Homework 5

This homework covers the material from lectures 17 to 21

Due date: April 12th.

LaTeX template for homework 5, in case you want to write it in LaTeX.

Required Exercises

Remember that you are only required to turn in 5 out of the 6 exercises below.

Problem 1 - Fast Modular Composition (20 points)

Let $g = h = x^3 + 2x^2 + 3x + 4$ and $f = x^4 -1$ be polynomials over $\mathbb{F}_5[ x ]$. Use the fast modular composition algorithm to compute $g(h) \bmod f$.

Problem 2 - proving that $\omega_{det} = \omega_{mult}$ (20 points)

Given a matrix $A \in \mathbb{F}^{N \times N}$ where $N = 2^k$, prove that one can compute $\det(A)$ in time $O(n^\omega)$, where $\omega$ is the matrix multiplication exponent. You can assume that any matrix that you need to invert in the process is invertible.

Optional question: how would you remove the assumption given above?

Problem 3 - linear recurrence relations and minimal polynomials (20 points)

  1. Determine a recurrence relation and sufficiently many initial values of the sequence $(a_i)_{i \in \mathbb{N}} \in \mathbb{Q}^\mathbb{N}$ if $h(x) = \sum_{i \geq 0} a_i x^i$ is

$$ h(x) = \dfrac{x^2+x}{x^3-x-1} $$

  1. Compute the minimal polynomial of the sequence $1, 3, 4, 7, 11, 18, 29, 47, \ldots$ of rational numbers, given that the recursion order is at most 4. Give the next 5 elements of the sequence.
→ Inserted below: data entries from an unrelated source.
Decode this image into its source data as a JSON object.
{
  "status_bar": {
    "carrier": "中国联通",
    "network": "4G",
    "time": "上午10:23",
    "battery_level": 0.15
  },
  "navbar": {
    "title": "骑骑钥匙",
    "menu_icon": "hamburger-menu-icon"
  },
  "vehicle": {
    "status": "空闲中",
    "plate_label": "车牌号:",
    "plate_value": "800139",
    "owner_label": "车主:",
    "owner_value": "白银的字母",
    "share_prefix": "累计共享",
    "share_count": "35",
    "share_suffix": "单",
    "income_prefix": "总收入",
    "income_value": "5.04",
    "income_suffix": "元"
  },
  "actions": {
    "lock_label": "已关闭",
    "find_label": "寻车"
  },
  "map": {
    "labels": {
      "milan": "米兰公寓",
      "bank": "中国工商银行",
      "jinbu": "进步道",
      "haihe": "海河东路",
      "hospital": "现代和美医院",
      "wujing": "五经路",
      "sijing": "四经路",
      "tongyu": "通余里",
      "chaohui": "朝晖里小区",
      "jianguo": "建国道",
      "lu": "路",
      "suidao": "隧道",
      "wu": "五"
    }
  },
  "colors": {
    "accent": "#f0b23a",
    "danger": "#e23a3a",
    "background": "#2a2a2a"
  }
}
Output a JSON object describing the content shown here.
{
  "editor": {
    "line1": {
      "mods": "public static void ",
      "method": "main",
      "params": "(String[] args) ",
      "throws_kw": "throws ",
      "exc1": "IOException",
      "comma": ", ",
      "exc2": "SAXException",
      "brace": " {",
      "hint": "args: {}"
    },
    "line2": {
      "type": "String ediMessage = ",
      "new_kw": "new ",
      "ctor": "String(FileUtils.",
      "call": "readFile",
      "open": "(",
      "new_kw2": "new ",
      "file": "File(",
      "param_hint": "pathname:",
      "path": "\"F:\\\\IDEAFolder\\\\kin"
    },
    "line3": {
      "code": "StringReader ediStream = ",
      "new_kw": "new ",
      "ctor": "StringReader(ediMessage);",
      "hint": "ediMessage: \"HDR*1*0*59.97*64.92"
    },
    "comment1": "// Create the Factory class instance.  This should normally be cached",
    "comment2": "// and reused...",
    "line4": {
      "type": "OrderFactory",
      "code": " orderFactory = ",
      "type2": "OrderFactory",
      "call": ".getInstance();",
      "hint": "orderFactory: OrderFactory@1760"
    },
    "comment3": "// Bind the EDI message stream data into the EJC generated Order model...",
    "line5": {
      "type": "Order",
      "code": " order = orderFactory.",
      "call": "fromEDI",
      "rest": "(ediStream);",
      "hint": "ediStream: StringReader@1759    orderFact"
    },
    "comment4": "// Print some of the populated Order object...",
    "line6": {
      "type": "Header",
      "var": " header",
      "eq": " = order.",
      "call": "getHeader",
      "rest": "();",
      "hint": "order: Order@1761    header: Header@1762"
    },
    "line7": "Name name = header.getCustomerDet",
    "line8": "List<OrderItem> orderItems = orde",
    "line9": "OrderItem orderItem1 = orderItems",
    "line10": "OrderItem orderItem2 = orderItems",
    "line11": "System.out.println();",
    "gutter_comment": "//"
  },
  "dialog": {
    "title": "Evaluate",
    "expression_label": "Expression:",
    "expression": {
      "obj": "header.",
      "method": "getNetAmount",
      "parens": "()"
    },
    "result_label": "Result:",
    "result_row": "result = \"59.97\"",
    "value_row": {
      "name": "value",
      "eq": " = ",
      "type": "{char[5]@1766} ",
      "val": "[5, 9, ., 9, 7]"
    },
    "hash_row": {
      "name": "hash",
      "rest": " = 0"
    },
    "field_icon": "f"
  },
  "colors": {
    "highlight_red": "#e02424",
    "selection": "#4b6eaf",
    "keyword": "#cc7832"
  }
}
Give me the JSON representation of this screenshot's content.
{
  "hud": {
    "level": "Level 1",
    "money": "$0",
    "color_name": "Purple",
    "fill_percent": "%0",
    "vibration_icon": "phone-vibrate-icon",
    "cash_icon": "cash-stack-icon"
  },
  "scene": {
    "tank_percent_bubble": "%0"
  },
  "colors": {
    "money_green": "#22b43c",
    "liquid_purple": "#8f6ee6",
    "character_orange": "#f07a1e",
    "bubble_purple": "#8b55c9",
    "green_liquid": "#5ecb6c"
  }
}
Problem 4 - using linear recurrent relations to decide singularity (20 points)

Let $A \in \mathbb{Q}^{n \times n}$ be a square matrix. Give a probabilistic “black box” algorithm which performs at most $O(c(A) \cdot n + n^2)$ field operations and decides whether $A$ is singular. Your algorithm should return the correct answer with probability at least $2/3$.

Problem 5 - Toeplitz matrices (20 points)

A Toeplitz matrix $A \in \mathbb{F}^{n \times n}$ is a matrix whose entries are constant along the diagonals, for instance:

$$ A = \begin{pmatrix}
3 & 2 & 1 \\
4 & 3 & 2 \\
5 & 4 & 3 \end{pmatrix} $$

  1. Prove that you can multiply an $n \times n$ Toeplitz matrix by an $n \times 1$ vector in $O(M(n))$ operations, where recall that $M(n)$ is the number of operations needed to multiply two polynomials of degree $\leq n$.

  2. Prove that given $\beta \in \mathbb{F}$, you can compute $\beta^0, \beta^1, \beta^4, \beta^9, \ldots, \beta^{(n-1)^2}$ in $O(n)$ operations in $\mathbb{F}$.

Hint: think of $(i+1)^2 - i^2$

  1. Given a polynomial $f(x) \in \mathbb{F}[ x ]$ with degree $< n$, and $\alpha \in \mathbb{F}$, let us now see how to compute $f(\alpha^0), f(\alpha^1), \ldots, f(\alpha^{n-1})$, assuming that we know $\beta \in \mathbb{F}$ such that $\beta^2 = \alpha$ (that is, a square root of $\alpha$).

Let $f(x) = f_0 + f_1 x + \ldots + f_{n-1} x^{n-1}$ What is the matrix of the operation

$$ (f_0, \ldots, f_{n-1}) \mapsto (f(\alpha^0), \ldots, f(\alpha^{n-1}))? $$

Describe this matrix by showing what the $(i,j)$ entry of this matrix is.

  1. Using the fact that $ij = \dfrac{(i+j)^2 - i^2 - j^2}{2}$, rewrite the matrix from the previous part as a product of 3 matrices, involving a particular Toepliz matrix.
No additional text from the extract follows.